When his doctor broke the news that he had leukemia, Ian MacLeod gathered up his emotions and figured out a way to fight. Later, when he was told he needed a bone marrow transplant, Ian again summoned the strength to cope. It was while saying goodbye to his children just before that transplant that his resolve began to waver.
“I hugged my kids and said, ‘Daddy will be back,’” says Ian, who was 34 when he was diagnosed with acute myeloid leukemia in 2013. “But deep down I didn’t know whether or not I was going to be back.”
Ian trudged through the transplant process filled with fears — from immediate ones like whether he would find a compatible bone marrow donor (his brother was later identified as a match) to the more distant variety like whether he would be around to walk his daughter down the aisle on her wedding day.
Some days during treatment, Ian felt so weak that he stayed confined to his small hospital room. The room became a metaphor for how lonely he felt. But after a few days inside that literal box — and a figurative one in his mind — Ian decided to expand his outlook.
“I’m like, ‘OK, this is the room that’s going to save my life,’” says Ian. “And so I really tried to shift the mentality of what my stay at City of Hope would be like.”
Around the same time, the questions he had been asking himself — the kind that can consume cancer patients — also began to shift. He stopped asking, “Why?” he had cancer, and started asking, “What?”
“I remember saying to myself, I’m not going to ask why I was given this sickness,” says Ian. “I’m only going to ask what — what am I supposed to learn from this experience?”
That attitude buoyed Ian throughout treatment, and even afterward, when he was dealing with post-traumatic stress he hadn’t expected to encounter after a successful transplant. Moment by moment, he climbed out of emotional darkness and began to see the world differently.

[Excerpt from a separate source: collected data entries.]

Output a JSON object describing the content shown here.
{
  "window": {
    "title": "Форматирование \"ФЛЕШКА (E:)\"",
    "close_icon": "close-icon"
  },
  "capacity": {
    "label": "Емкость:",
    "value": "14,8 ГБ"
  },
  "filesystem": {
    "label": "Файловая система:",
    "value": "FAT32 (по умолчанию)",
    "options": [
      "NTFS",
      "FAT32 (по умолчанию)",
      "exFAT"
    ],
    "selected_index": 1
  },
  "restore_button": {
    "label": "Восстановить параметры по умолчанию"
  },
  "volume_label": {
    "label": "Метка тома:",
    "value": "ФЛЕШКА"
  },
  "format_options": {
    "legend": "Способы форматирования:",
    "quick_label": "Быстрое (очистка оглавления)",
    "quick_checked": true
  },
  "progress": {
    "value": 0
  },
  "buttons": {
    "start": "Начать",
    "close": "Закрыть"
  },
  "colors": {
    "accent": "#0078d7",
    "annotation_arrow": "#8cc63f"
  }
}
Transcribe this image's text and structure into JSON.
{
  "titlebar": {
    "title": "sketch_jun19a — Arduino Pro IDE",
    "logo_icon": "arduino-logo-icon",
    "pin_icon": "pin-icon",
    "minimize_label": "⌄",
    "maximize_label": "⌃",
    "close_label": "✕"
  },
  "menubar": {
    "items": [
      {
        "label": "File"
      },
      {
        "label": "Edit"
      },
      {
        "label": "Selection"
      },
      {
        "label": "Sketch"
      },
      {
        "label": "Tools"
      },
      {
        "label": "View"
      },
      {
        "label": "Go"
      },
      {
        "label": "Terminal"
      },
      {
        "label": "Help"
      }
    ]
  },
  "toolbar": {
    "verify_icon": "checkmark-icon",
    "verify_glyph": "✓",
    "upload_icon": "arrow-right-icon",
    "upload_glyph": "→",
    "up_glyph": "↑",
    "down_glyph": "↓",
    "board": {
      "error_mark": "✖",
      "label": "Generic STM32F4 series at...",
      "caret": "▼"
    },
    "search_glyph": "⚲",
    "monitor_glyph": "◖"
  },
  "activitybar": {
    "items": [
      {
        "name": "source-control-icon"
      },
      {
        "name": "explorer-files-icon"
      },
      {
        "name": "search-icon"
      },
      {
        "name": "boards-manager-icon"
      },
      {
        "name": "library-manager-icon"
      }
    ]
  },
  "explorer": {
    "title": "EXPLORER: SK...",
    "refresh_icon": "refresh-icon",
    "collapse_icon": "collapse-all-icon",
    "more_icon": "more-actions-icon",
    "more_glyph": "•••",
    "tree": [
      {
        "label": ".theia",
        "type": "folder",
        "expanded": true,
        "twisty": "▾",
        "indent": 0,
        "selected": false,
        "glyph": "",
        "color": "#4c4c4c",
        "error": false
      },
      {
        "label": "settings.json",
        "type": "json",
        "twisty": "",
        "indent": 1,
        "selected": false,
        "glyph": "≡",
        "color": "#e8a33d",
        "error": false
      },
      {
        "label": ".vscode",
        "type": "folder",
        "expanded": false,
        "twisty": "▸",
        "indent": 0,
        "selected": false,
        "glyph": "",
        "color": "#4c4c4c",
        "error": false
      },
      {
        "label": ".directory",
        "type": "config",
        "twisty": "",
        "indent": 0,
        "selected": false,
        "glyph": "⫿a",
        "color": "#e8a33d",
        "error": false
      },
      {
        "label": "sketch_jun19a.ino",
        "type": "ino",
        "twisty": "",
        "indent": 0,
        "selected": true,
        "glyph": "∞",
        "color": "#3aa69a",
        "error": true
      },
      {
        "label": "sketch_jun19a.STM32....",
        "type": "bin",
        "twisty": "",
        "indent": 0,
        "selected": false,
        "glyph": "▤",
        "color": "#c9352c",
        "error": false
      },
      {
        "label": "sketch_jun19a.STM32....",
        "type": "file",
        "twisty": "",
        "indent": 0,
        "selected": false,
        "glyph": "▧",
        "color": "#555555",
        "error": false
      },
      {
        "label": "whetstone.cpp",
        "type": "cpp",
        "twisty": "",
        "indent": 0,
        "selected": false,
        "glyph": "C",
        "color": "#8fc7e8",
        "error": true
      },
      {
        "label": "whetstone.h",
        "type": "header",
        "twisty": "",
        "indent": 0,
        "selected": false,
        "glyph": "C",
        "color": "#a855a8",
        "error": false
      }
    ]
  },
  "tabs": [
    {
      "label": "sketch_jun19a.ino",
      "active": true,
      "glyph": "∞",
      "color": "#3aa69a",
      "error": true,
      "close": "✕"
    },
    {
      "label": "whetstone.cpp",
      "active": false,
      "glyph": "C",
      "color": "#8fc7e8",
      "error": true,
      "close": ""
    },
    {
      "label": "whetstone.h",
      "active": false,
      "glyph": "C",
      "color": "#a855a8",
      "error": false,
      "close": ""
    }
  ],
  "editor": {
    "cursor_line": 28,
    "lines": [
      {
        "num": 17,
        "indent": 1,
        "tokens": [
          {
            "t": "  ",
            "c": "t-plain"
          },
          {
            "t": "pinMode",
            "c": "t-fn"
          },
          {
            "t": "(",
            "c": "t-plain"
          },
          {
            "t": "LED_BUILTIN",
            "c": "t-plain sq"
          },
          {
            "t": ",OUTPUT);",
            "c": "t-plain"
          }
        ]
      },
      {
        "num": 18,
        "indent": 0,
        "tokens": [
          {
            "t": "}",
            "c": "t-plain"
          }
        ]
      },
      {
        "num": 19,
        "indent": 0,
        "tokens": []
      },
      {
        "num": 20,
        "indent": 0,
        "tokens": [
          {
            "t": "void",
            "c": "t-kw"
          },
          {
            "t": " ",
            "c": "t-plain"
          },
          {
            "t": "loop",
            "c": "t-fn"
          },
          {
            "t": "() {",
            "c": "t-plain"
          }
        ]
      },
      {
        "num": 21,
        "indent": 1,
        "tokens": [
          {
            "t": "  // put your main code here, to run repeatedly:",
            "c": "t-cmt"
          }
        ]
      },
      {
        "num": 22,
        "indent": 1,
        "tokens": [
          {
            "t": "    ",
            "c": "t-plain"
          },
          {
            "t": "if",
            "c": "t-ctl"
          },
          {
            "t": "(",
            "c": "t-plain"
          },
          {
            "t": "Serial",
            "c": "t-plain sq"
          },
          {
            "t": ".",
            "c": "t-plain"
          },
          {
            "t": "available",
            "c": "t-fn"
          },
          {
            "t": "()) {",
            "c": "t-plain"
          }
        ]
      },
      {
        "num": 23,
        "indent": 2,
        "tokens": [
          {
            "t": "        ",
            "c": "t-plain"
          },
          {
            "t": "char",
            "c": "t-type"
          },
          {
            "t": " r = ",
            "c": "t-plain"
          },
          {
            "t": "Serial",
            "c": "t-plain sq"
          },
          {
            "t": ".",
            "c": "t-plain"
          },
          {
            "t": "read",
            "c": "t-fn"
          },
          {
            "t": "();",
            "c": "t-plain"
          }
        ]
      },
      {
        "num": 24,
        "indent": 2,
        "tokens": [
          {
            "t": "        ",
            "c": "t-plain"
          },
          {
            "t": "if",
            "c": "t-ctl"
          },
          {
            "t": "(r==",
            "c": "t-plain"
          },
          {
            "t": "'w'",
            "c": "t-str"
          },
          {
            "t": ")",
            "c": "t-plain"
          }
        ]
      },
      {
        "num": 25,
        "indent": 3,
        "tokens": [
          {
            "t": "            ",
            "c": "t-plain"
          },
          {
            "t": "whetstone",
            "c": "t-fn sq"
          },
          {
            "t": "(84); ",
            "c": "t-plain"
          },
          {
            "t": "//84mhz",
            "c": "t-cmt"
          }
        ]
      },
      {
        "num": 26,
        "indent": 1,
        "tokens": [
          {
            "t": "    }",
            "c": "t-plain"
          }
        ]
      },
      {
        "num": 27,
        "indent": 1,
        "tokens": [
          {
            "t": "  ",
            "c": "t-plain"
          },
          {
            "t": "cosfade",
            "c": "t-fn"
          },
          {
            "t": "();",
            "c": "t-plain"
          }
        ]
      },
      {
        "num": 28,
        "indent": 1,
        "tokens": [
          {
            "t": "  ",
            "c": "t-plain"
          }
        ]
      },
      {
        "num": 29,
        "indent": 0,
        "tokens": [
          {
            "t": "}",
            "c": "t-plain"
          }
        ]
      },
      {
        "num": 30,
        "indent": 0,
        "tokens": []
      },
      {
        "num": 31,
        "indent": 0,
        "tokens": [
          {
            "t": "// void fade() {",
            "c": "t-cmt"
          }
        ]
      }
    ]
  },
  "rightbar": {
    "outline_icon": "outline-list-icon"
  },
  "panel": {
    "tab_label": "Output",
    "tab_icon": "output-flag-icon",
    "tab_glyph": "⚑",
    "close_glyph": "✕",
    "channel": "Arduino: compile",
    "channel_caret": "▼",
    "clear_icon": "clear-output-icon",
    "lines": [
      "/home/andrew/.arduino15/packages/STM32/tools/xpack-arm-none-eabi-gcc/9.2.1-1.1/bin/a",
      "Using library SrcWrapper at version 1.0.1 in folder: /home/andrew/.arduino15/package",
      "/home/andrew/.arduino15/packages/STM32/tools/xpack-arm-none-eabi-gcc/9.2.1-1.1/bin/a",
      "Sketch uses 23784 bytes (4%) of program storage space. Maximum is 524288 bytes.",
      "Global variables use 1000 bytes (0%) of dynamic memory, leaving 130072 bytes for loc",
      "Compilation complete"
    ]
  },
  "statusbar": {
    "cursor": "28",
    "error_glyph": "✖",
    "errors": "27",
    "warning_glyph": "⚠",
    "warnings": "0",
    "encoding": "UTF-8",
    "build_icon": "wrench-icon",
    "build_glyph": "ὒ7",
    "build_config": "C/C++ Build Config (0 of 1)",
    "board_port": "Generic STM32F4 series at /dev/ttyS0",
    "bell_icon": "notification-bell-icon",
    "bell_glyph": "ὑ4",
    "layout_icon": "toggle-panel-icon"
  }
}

Today, almost three years post-transplant, Ian is in remission and says he is not simply surviving, but thriving. He describes himself as the spitting image of the man he was before cancer, but with a more polished spirit.
“I’m lucky enough to have that hindsight of knowing what it’s like to almost die,” he says. “I now understand that focusing on the past and the future doesn’t pay you dividends.
“I do not procrastinate joy. Right now is the time to experience all the things you have.”
Soon after transplantation, Ian began mindful awareness training, a regular meditation practice and, as a result, he started spending more time in the moment. He says he stopped thinking about what he doesn’t have, and began to focus on gratitude for what he does have.
“Every day now I wake up and when my eyes open and my kids jump into bed, I’m completely surprised that I’m still here,” says Ian. “I wake up and I’m just blown away. I’m just so excited to get into the day.
“It’s like I was seeing the world in black and white … and now the world is very vibrant.”